総選挙が近い

 


左は、最近、自宅に配布された労働党のチラシです。自宅がある地域を選挙区とする労働党国会(下院です)議員の宣伝がもっぱらの目的です。中央の写真の右側の人物が、この選挙区選出の下院議員です。英語風の名前ではないので、イギリス以外の出身なのかもしれません。イギリス下院議員は完全な小選挙区制なので、この選挙区から選出の唯一の下院議員が彼です。

 脱線すると、地方議会は小選挙区制ではありません。私の住むバーネット自治区(大ロンドン市に32ある自治区の一つ、東京の区に近いと思う)の区議会選挙は、バーネット自治区がさらに細かく分けられた選挙区が設定され、一つの選挙区が定員3人です。現在の区議会議員の選挙区政党別分布をみると、ほとんどの選挙区で、労働党か保守党か自民党(日本の自民党と異なります、昔からの自由党と労働党の一部が合併してできた政党)のうちの1つが3議席を独占しています。得票数をみると、ばらつきはあるにしても、1政党3人の候補者でかなり揃うようです。もちろん例外はあり、2人と1人の政党分布となった選挙区も2−3あります。 脱線おわり。 

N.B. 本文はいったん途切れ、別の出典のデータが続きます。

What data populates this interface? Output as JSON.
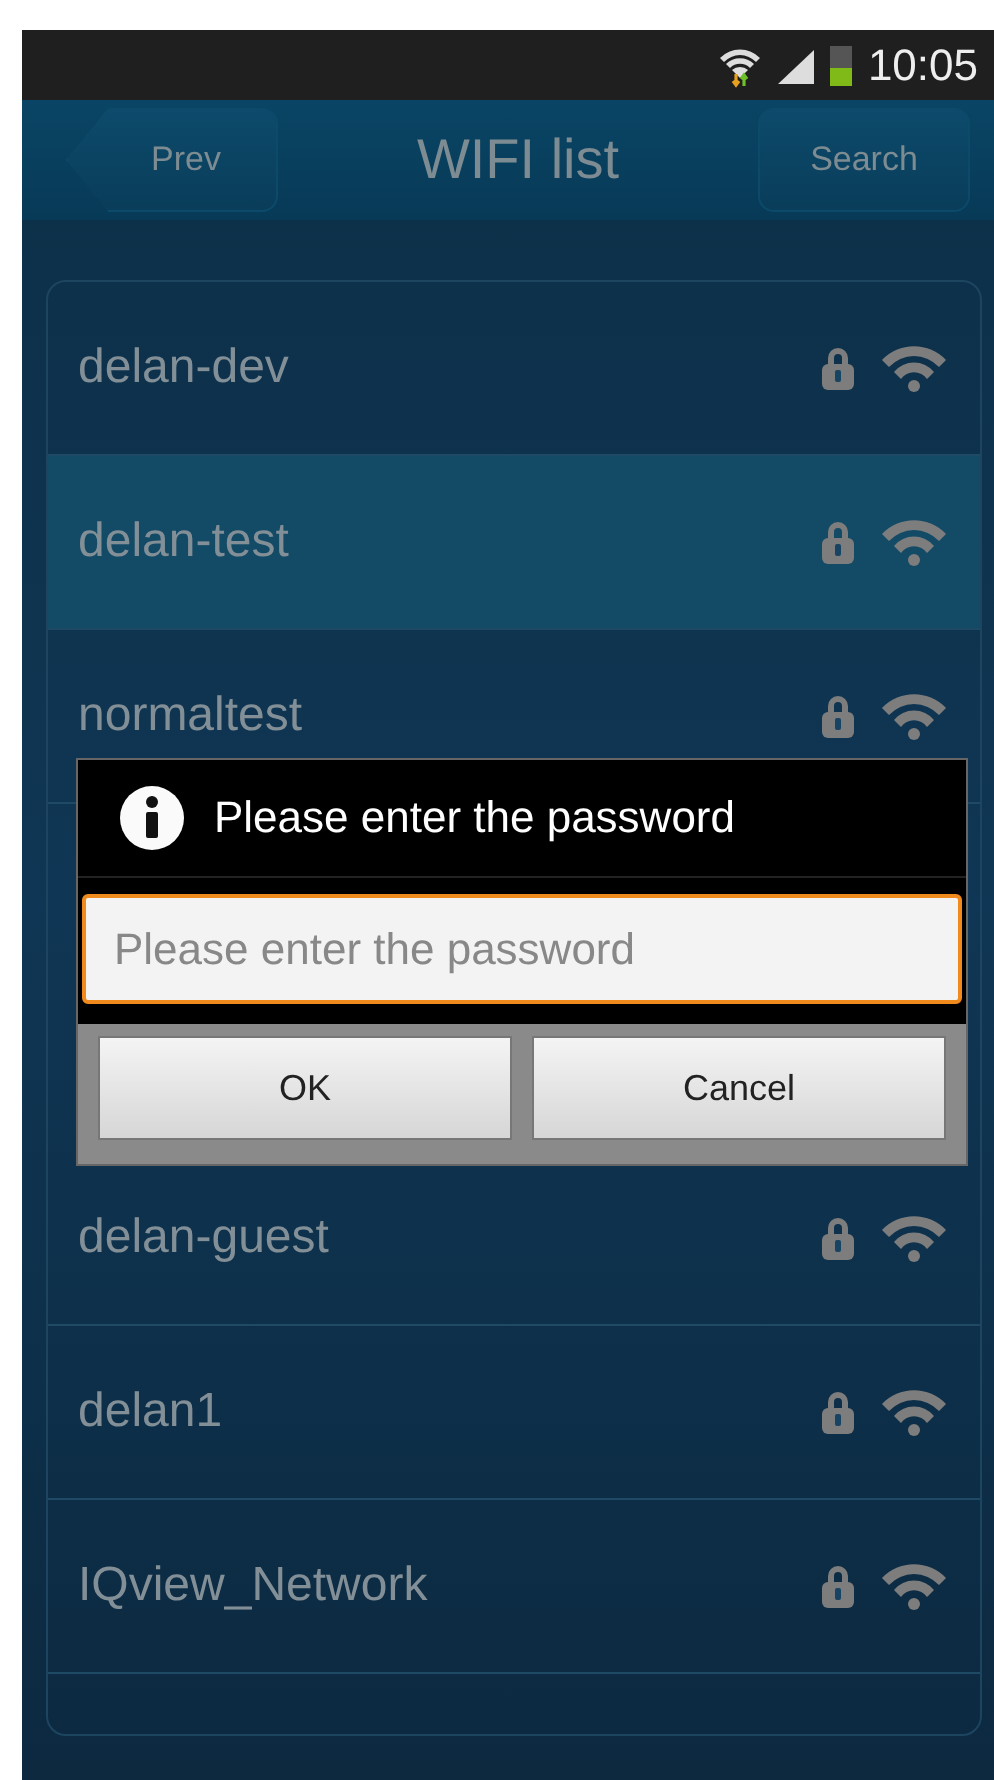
{
  "status_bar": {
    "time": "10:05"
  },
  "header": {
    "back_button": "Prev",
    "title": "WIFI list",
    "action_button": "Search"
  },
  "networks": [
    {
      "name": "delan-dev",
      "secured": true,
      "selected": false
    },
    {
      "name": "delan-test",
      "secured": true,
      "selected": true
    },
    {
      "name": "normaltest",
      "secured": true,
      "selected": false
    },
    {
      "name": "delan-guest",
      "secured": true,
      "selected": false
    },
    {
      "name": "delan1",
      "secured": true,
      "selected": false
    },
    {
      "name": "IQview_Network",
      "secured": true,
      "selected": false
    }
  ],
  "dialog": {
    "title": "Please enter the password",
    "password_field": {
      "placeholder": "Please enter the password"
    },
    "buttons": [
      "OK",
      "Cancel"
    ]
  }
}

 左のチラシが配布されたのは、もちろん、総選挙が近いからです。この春というのが、うわさです。見出しは「イギリスはうまくいっている。それを保守党にまたつぶさせるな」です。トーリーというのは、昔からの保守党の別名です。その他は、この下院議員が選挙区住民にいかに役立っているかが、数字をあげて細かく説明されています。日本とそれほど変わりません。

 面白いことを一つ。議員の左側の人物は、財務大臣のゴードン・ブラウンです。労働党党首の首相トニー・ブレアでないところがミソです。最近の世論調査だと、ブレア党首なら労働党が勝利する可能性が低いが、ブラウン党首なら勝つ可能性が増す、とのことです。ブラウンの方が人気が高い。この下院議員はそれをよく心得ていて、もっぱら、ブラウンを全面に出し、ブレア党首に一言も言及していません。
「なかなか」というべきか、「それでいいの?」というべきか、面白いところです。